Barberries (Berberis spp.) are a large group of shrubs found growing wild throughout the temperate climates of the world. Several are used as landscaping plants and are known for their colorful fruits and foliage and minimal maintenance requirements.
Barberry bushes have narrow, oval leaves that are usually about 1/2 to one inch long in colors ranging from green to bluish to dark purple. The 1/2-inch berries are bright red and persist well into winter providing decoration for the garden and food for wildlife. Compared to the berries and foliage, the yellow flowers in spring are not very showy, but are a brief treat before they fade.
Barberries are also known for their sharp thorns, which can be a drawback in some situations, though it can also be an asset if they are used as an intentional barrier along the property line. Their height varies from two to eight feet.
|Scientific name||Berberis spp.|
|Planting month||Year round|
|Uses||Bonsai, hedging, landscaping, edible|
|Leaf||Narrow, oval, half to two inch, green to purple in color|
|Flower||Two to four in a cluster, small, not showy, yellow in color|
|Fruit||Berries, cherry red in color|
|Light Requirement||Full sun to partial shade|
|Soil Requirement||Acidic and can tolerate extreme conditions|
|Soil salt Tolarance||High|
Barberries prefer sun or partial shade. They are tolerant of most soil types and can withstand dry conditions. However, they should be irrigated regularly in the first two years after planting to ensure good root establishment.
Barberries are essentially hedge plants, whether as a border, barrier, foundation planting or in a woodland garden.
Planting and Care
Barberries are commonly found in nurseries throughout the country and should be planted in spring or fall as transplants.
Modern barberry cultivars tend to maintain an attractive rounded shape with little to no pruning, but they can be cut back severely in fall to control their size if necessary. They are also quite attractive when sheared into a formal hedge.
Pests and disease are generally not a problem with barberry, though sucking insects like scale and aphids occasionally appear, as do fungal diseases like powdery mildew.

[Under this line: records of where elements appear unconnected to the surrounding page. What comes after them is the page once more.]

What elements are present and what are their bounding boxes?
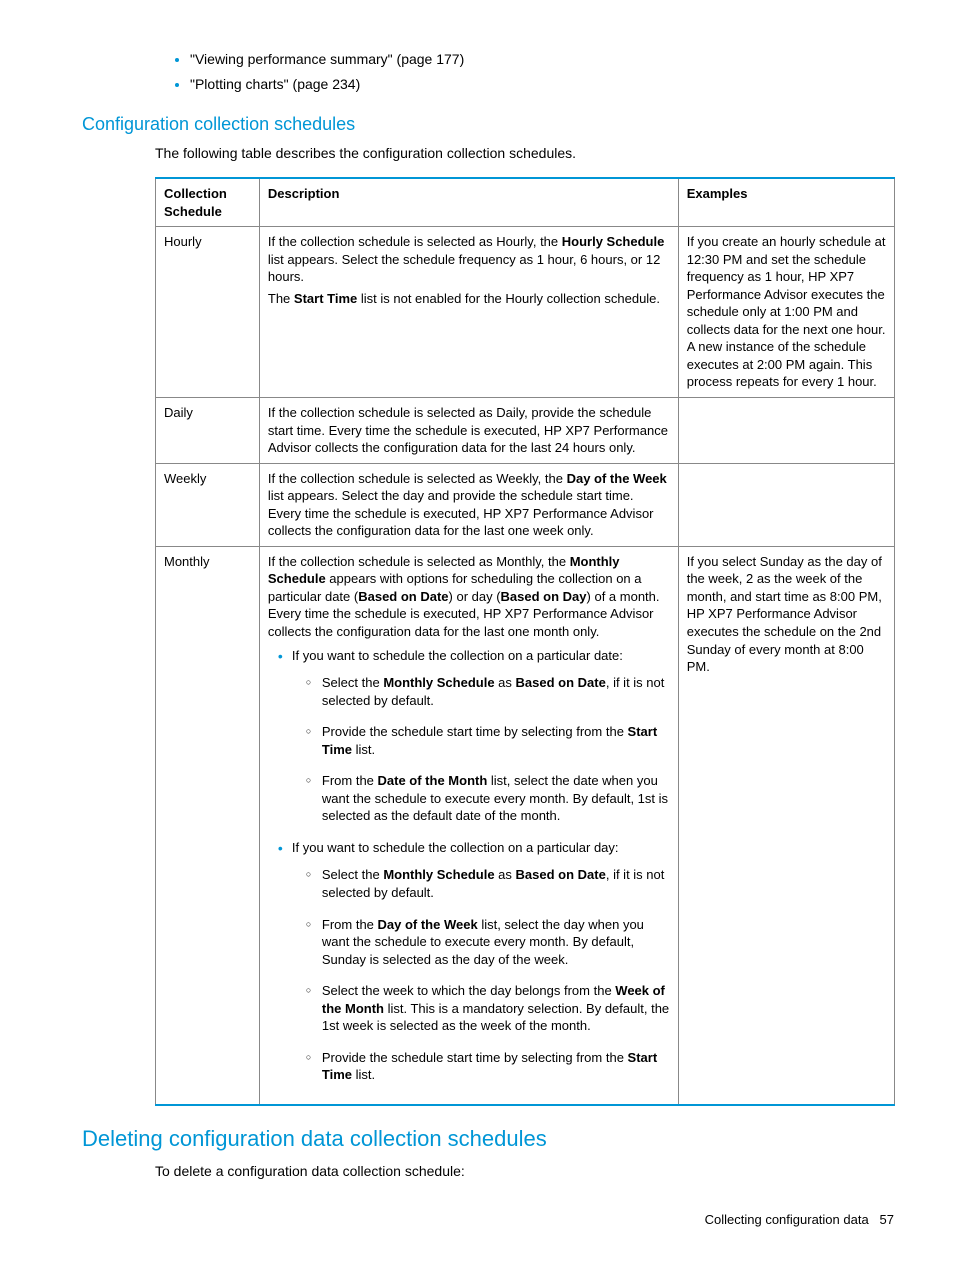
link-text: "Viewing performance summary" (page 177) bbox=[190, 51, 464, 67]
cell-description: If the collection schedule is selected a… bbox=[259, 463, 678, 546]
cell-description: If the collection schedule is selected a… bbox=[259, 227, 678, 398]
th-schedule: Collection Schedule bbox=[156, 178, 260, 227]
list-item: If you want to schedule the collection o… bbox=[278, 647, 670, 825]
table-row: Hourly If the collection schedule is sel… bbox=[156, 227, 895, 398]
list-item: Select the Monthly Schedule as Based on … bbox=[306, 866, 670, 901]
cell-schedule: Daily bbox=[156, 397, 260, 463]
table-header-row: Collection Schedule Description Examples bbox=[156, 178, 895, 227]
cell-schedule: Hourly bbox=[156, 227, 260, 398]
list-item: If you want to schedule the collection o… bbox=[278, 839, 670, 1084]
cell-examples: If you create an hourly schedule at 12:3… bbox=[678, 227, 894, 398]
cross-reference-list: "Viewing performance summary" (page 177)… bbox=[60, 50, 894, 94]
page-number: 57 bbox=[880, 1212, 894, 1227]
schedules-table: Collection Schedule Description Examples… bbox=[155, 177, 895, 1106]
list-item: Select the Monthly Schedule as Based on … bbox=[306, 674, 670, 709]
list-item: From the Day of the Week list, select th… bbox=[306, 916, 670, 969]
cell-examples: If you select Sunday as the day of the w… bbox=[678, 546, 894, 1105]
sub-list: Select the Monthly Schedule as Based on … bbox=[292, 674, 670, 825]
table-row: Weekly If the collection schedule is sel… bbox=[156, 463, 895, 546]
section-heading-config-schedules: Configuration collection schedules bbox=[82, 112, 894, 136]
footer-label: Collecting configuration data bbox=[705, 1212, 869, 1227]
list-item: Select the week to which the day belongs… bbox=[306, 982, 670, 1035]
section-intro: The following table describes the config… bbox=[155, 144, 894, 163]
section-heading-deleting: Deleting configuration data collection s… bbox=[82, 1124, 894, 1154]
page-footer: Collecting configuration data 57 bbox=[60, 1211, 894, 1229]
table-row: Monthly If the collection schedule is se… bbox=[156, 546, 895, 1105]
cell-schedule: Weekly bbox=[156, 463, 260, 546]
cell-schedule: Monthly bbox=[156, 546, 260, 1105]
bullet-list: If you want to schedule the collection o… bbox=[268, 647, 670, 1084]
cell-examples bbox=[678, 397, 894, 463]
cell-description: If the collection schedule is selected a… bbox=[259, 546, 678, 1105]
th-description: Description bbox=[259, 178, 678, 227]
th-examples: Examples bbox=[678, 178, 894, 227]
link-text: "Plotting charts" (page 234) bbox=[190, 76, 360, 92]
list-item: Provide the schedule start time by selec… bbox=[306, 1049, 670, 1084]
table-row: Daily If the collection schedule is sele… bbox=[156, 397, 895, 463]
cross-reference-item[interactable]: "Viewing performance summary" (page 177) bbox=[190, 50, 894, 69]
list-item: From the Date of the Month list, select … bbox=[306, 772, 670, 825]
cell-description: If the collection schedule is selected a… bbox=[259, 397, 678, 463]
cross-reference-item[interactable]: "Plotting charts" (page 234) bbox=[190, 75, 894, 94]
sub-list: Select the Monthly Schedule as Based on … bbox=[292, 866, 670, 1083]
section-intro: To delete a configuration data collectio… bbox=[155, 1162, 894, 1181]
list-item: Provide the schedule start time by selec… bbox=[306, 723, 670, 758]
cell-examples bbox=[678, 463, 894, 546]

Barberry fruit is edible and has a long history of medicinal use. The berries have a sharp acidic flavor when raw, so they are typically processed in jams and jellies. For medicine, the root bark is the primary portion of the plant that is used; it contains a compound known as berberine that has potential for use in cancer prevention, to treat some digestion issues, and for various other ailments.

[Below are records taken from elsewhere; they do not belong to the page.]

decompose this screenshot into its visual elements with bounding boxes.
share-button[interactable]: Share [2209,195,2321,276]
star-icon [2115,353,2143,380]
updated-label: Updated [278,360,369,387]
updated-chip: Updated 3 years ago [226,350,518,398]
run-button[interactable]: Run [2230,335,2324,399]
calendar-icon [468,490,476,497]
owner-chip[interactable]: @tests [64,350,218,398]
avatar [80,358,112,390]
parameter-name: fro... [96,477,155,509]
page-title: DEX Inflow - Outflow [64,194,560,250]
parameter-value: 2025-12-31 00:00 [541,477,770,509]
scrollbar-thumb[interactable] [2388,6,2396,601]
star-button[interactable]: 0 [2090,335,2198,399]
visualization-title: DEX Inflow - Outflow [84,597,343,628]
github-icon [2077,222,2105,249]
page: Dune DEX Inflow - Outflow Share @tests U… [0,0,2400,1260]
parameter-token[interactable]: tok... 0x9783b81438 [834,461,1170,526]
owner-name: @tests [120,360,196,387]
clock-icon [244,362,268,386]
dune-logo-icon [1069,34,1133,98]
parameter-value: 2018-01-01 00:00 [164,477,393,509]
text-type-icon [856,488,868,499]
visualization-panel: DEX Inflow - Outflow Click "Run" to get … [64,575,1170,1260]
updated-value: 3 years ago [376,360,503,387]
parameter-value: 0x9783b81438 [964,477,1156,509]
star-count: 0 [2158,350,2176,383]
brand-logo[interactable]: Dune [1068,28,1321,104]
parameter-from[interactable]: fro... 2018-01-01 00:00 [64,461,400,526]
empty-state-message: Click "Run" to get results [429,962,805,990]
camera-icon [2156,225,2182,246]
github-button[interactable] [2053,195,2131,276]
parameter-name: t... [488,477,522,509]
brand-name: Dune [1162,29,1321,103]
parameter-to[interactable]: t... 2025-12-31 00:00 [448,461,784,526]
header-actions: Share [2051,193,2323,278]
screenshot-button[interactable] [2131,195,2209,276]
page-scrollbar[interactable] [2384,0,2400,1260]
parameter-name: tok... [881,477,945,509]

Plants grown for ornamental purposes are not typically harvested for medicine since disturbing the roots has an adverse effect on the growth of the plant.

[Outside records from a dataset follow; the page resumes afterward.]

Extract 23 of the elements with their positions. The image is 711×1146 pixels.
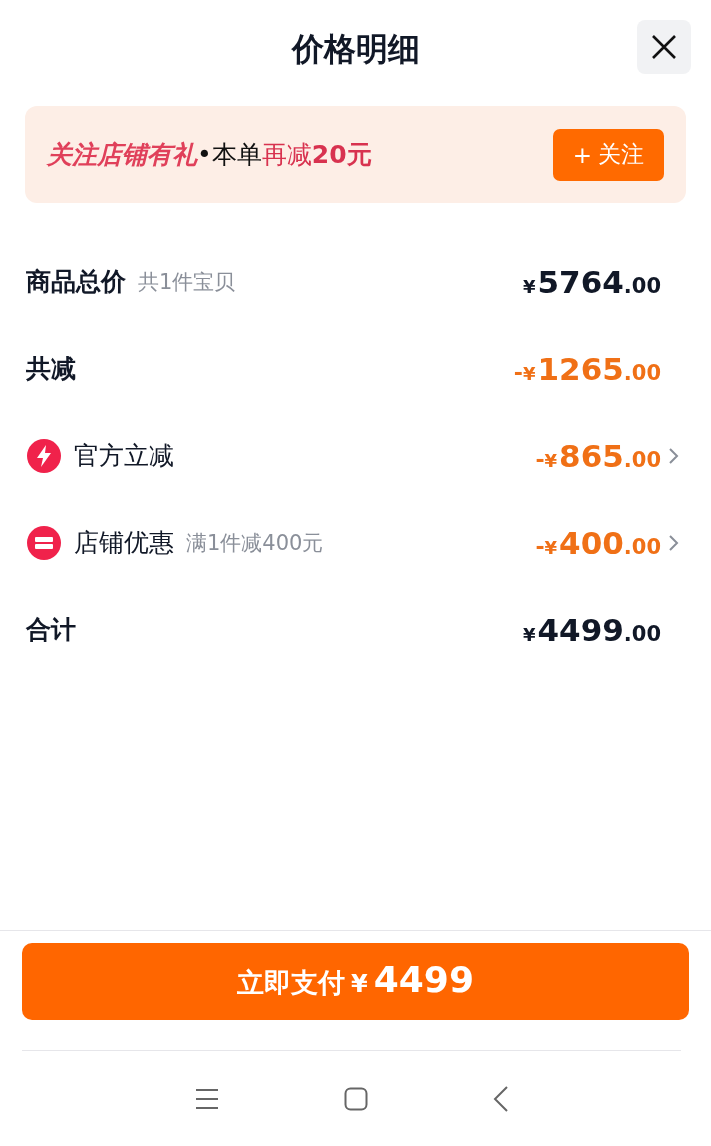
price-amount: -¥1265.00 [513, 350, 661, 387]
page-title: 价格明细 [291, 29, 420, 70]
lightning-icon [26, 437, 62, 474]
price-amount: -¥865.00 [535, 437, 661, 474]
row-note: 满1件减400元 [186, 529, 324, 557]
row-note: 共1件宝贝 [138, 268, 236, 296]
row-label: 商品总价 [26, 266, 126, 298]
store-icon [26, 524, 62, 561]
row-label: 店铺优惠 [74, 527, 174, 559]
row-label: 合计 [26, 614, 76, 646]
menu-icon[interactable] [194, 1087, 219, 1110]
row-label: 共减 [26, 353, 76, 385]
promo-text: 关注店铺有礼•本单再减20元 [47, 139, 372, 171]
follow-button[interactable]: + 关注 [552, 128, 664, 181]
close-icon [651, 34, 677, 60]
price-amount: -¥400.00 [535, 524, 661, 561]
close-button[interactable] [637, 20, 691, 74]
price-amount: ¥5764.00 [523, 263, 661, 300]
pay-button[interactable]: 立即支付 ¥ 4499 [22, 943, 689, 1020]
price-amount: ¥4499.00 [523, 611, 661, 648]
row-label: 官方立减 [74, 440, 174, 472]
home-icon[interactable] [343, 1086, 368, 1111]
back-icon[interactable] [492, 1085, 509, 1112]
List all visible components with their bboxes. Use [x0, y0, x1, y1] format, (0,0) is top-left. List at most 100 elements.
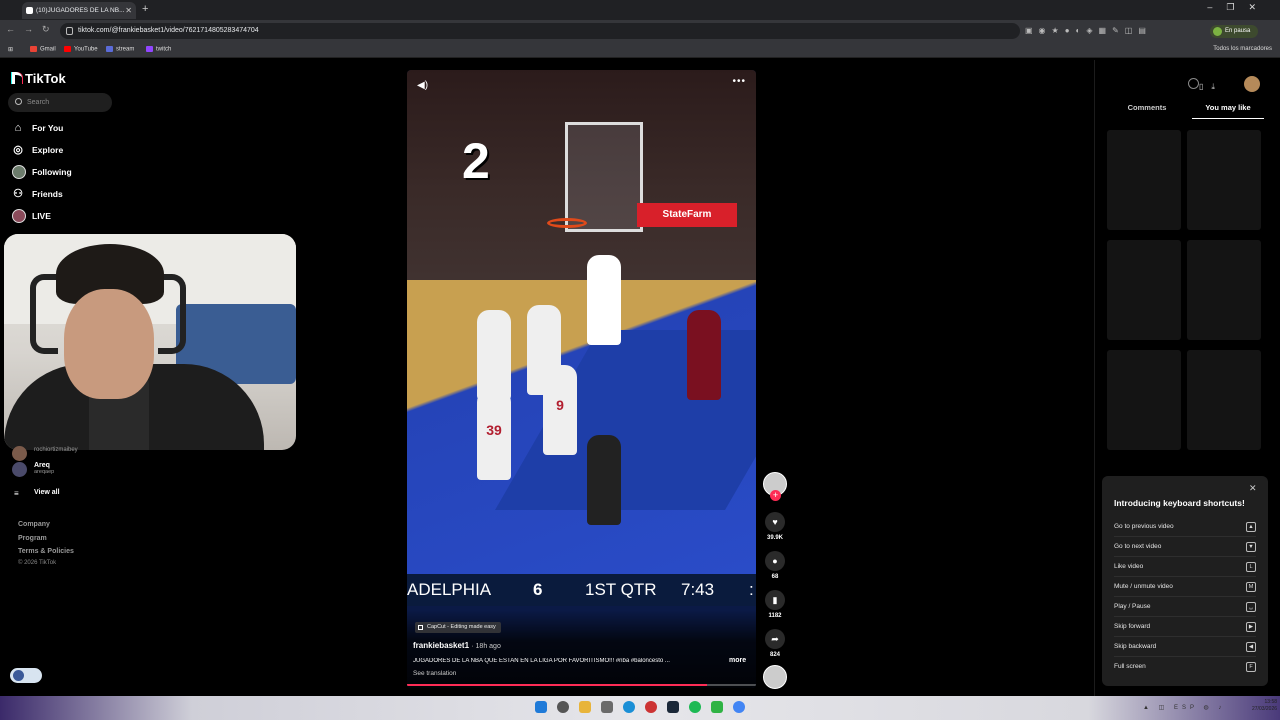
avatar [12, 462, 27, 477]
key-down-icon: ▼ [1246, 542, 1256, 552]
player-jersey: 39 [477, 390, 511, 480]
app-icon[interactable] [645, 701, 657, 713]
video-player[interactable]: StateFarm 39 9 2 ADELPHIA 6 1ST QTR 7:43… [407, 70, 756, 688]
store-icon[interactable] [601, 701, 613, 713]
steam-icon[interactable] [667, 701, 679, 713]
mute-icon[interactable]: ◀) [417, 80, 428, 91]
get-app-toggle[interactable] [10, 668, 42, 683]
key-left-icon: ◀ [1246, 642, 1256, 652]
follow-plus-icon[interactable]: + [770, 490, 781, 501]
more-options-icon[interactable]: ••• [732, 76, 746, 87]
comment-icon: ● [765, 551, 785, 571]
suggested-video-thumb[interactable] [1107, 240, 1181, 340]
window-controls[interactable]: –❐✕ [1207, 2, 1270, 13]
footer-program[interactable]: Program [18, 535, 47, 542]
close-tab-icon[interactable]: ✕ [125, 2, 132, 19]
nav-following[interactable]: Following [12, 164, 72, 180]
browser-tab-strip [0, 0, 1280, 20]
avatar [12, 446, 27, 461]
extensions-icons[interactable]: ▣◉★●◐◈▦✎◫▤ [1025, 26, 1152, 35]
start-icon[interactable] [535, 701, 547, 713]
bookmark-youtube[interactable]: YouTube [64, 46, 98, 53]
nav-explore[interactable]: ◎ Explore [12, 142, 63, 158]
suggested-video-thumb[interactable] [1107, 350, 1181, 450]
site-info-icon[interactable] [66, 27, 73, 35]
system-tray[interactable]: ▲ ◫ ESP ◍ ♪ [1143, 704, 1225, 711]
file-explorer-icon[interactable] [579, 701, 591, 713]
browser-tab[interactable]: (10)JUGADORES DE LA NB... ✕ [22, 2, 136, 19]
tab-comments[interactable]: Comments [1104, 103, 1190, 118]
next-creator-avatar[interactable] [763, 665, 787, 689]
youtube-icon [64, 46, 71, 52]
taskbar-clock[interactable]: 13:58 27/03/2026 [1252, 699, 1277, 713]
like-button[interactable]: ♥ 39.9K [764, 512, 786, 541]
nav-for-you[interactable]: ⌂ For You [12, 120, 64, 136]
new-tab-button[interactable]: + [142, 3, 148, 15]
search-input[interactable]: Search [8, 93, 112, 112]
shortcuts-title: Introducing keyboard shortcuts! [1114, 498, 1245, 508]
suggested-video-thumb[interactable] [1107, 130, 1181, 230]
address-bar[interactable]: tiktok.com/@frankiebasket1/video/7621714… [60, 23, 1020, 39]
save-button[interactable]: ▮ 1182 [764, 590, 786, 619]
overlay-number: 2 [462, 133, 490, 189]
tiktok-favicon-icon [26, 7, 33, 14]
suggested-video-thumb[interactable] [1187, 240, 1261, 340]
search-icon[interactable] [557, 701, 569, 713]
footer-terms[interactable]: Terms & Policies [18, 548, 74, 555]
share-button[interactable]: ➦ 824 [764, 629, 786, 658]
windows-taskbar [0, 696, 1280, 720]
share-icon: ➦ [765, 629, 785, 649]
profile-avatar-icon [1213, 27, 1222, 36]
sponsor-banner: StateFarm [637, 203, 737, 227]
comment-button[interactable]: ● 68 [764, 551, 786, 580]
all-bookmarks[interactable]: Todos los marcadores [1213, 46, 1272, 52]
video-author[interactable]: frankiebasket1 · 18h ago [413, 641, 501, 650]
suggested-video-thumb[interactable] [1187, 350, 1261, 450]
nav-friends[interactable]: ⚇ Friends [12, 186, 63, 202]
key-up-icon: ▲ [1246, 522, 1256, 532]
spotify-icon[interactable] [689, 701, 701, 713]
bookmark-stream[interactable]: stream [106, 46, 134, 53]
backboard [565, 122, 643, 232]
bookmark-gmail[interactable]: Gmail [30, 46, 56, 53]
bookmark-twitch[interactable]: twitch [146, 46, 171, 53]
apps-icon[interactable]: ⊞ [8, 46, 13, 53]
panel-tools[interactable]: ▯⤓ [1188, 78, 1223, 92]
shortcut-row: Skip forward ▶ [1114, 617, 1256, 637]
profile-button[interactable]: En pausa [1210, 25, 1258, 38]
following-account[interactable]: Areq areqaep [12, 462, 54, 477]
tab-you-may-like[interactable]: You may like [1192, 103, 1264, 119]
footer-company[interactable]: Company [18, 521, 50, 528]
shortcut-row: Play / Pause ␣ [1114, 597, 1256, 617]
settings-icon[interactable] [1188, 78, 1199, 89]
tab-title: (10)JUGADORES DE LA NB... [36, 7, 125, 14]
live-avatar-icon [12, 209, 26, 223]
tiktok-logo[interactable]: TikTok [12, 71, 66, 86]
app-icon[interactable] [711, 701, 723, 713]
webcam-overlay [4, 234, 296, 450]
scoreboard: ADELPHIA 6 1ST QTR 7:43 : [407, 574, 756, 606]
twitch-icon [146, 46, 153, 52]
nav-buttons[interactable]: ←→↻ [6, 24, 59, 35]
player-jersey: 9 [543, 365, 577, 455]
more-button[interactable]: more [729, 657, 746, 664]
scoreboard-team: ADELPHIA [407, 580, 492, 599]
following-account[interactable]: rochiortizmaibey [12, 446, 78, 461]
see-translation-link[interactable]: See translation [413, 670, 456, 677]
view-all-link[interactable]: ≡ View all [14, 489, 60, 498]
app-icon [13, 670, 24, 681]
user-avatar[interactable] [1244, 76, 1260, 92]
edge-icon[interactable] [623, 701, 635, 713]
suggested-video-thumb[interactable] [1187, 130, 1261, 230]
shortcut-row: Skip backward ◀ [1114, 637, 1256, 657]
chrome-icon[interactable] [733, 701, 745, 713]
capcut-badge[interactable]: CapCut - Editing made easy [415, 622, 501, 633]
url-text: tiktok.com/@frankiebasket1/video/7621714… [78, 27, 259, 34]
rim [547, 218, 587, 228]
search-icon [15, 98, 22, 105]
gmail-icon [30, 46, 37, 52]
close-icon[interactable]: ✕ [1249, 483, 1257, 494]
video-progress-bar[interactable] [407, 684, 756, 686]
shortcut-row: Go to previous video ▲ [1114, 517, 1256, 537]
nav-live[interactable]: LIVE [12, 208, 51, 224]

Barberries are hardy in USDA zones 3 to 9.
- 'Crimson Pygmy' is a dwarf variety that grows just two feet tall and three feet wide and is known for its deep purple-red color.
- 'Rose Glow' grows six feet tall and wide and has leaves that emerge pink and then become purple-red over the course of the growing season.
- 'Aurea' has chartreuse leaves and grows about five feet tall and wide.
In the New England area, the Berberis thunbergii (Japanese barberry) species is considered invasive. Plant with caution; it's even been banned in some areas.
Barberries are very throny so they are best enjoyed from a distance. They are one of the most versatile foliage plants -- try combining the different colored forms for a striking contrast.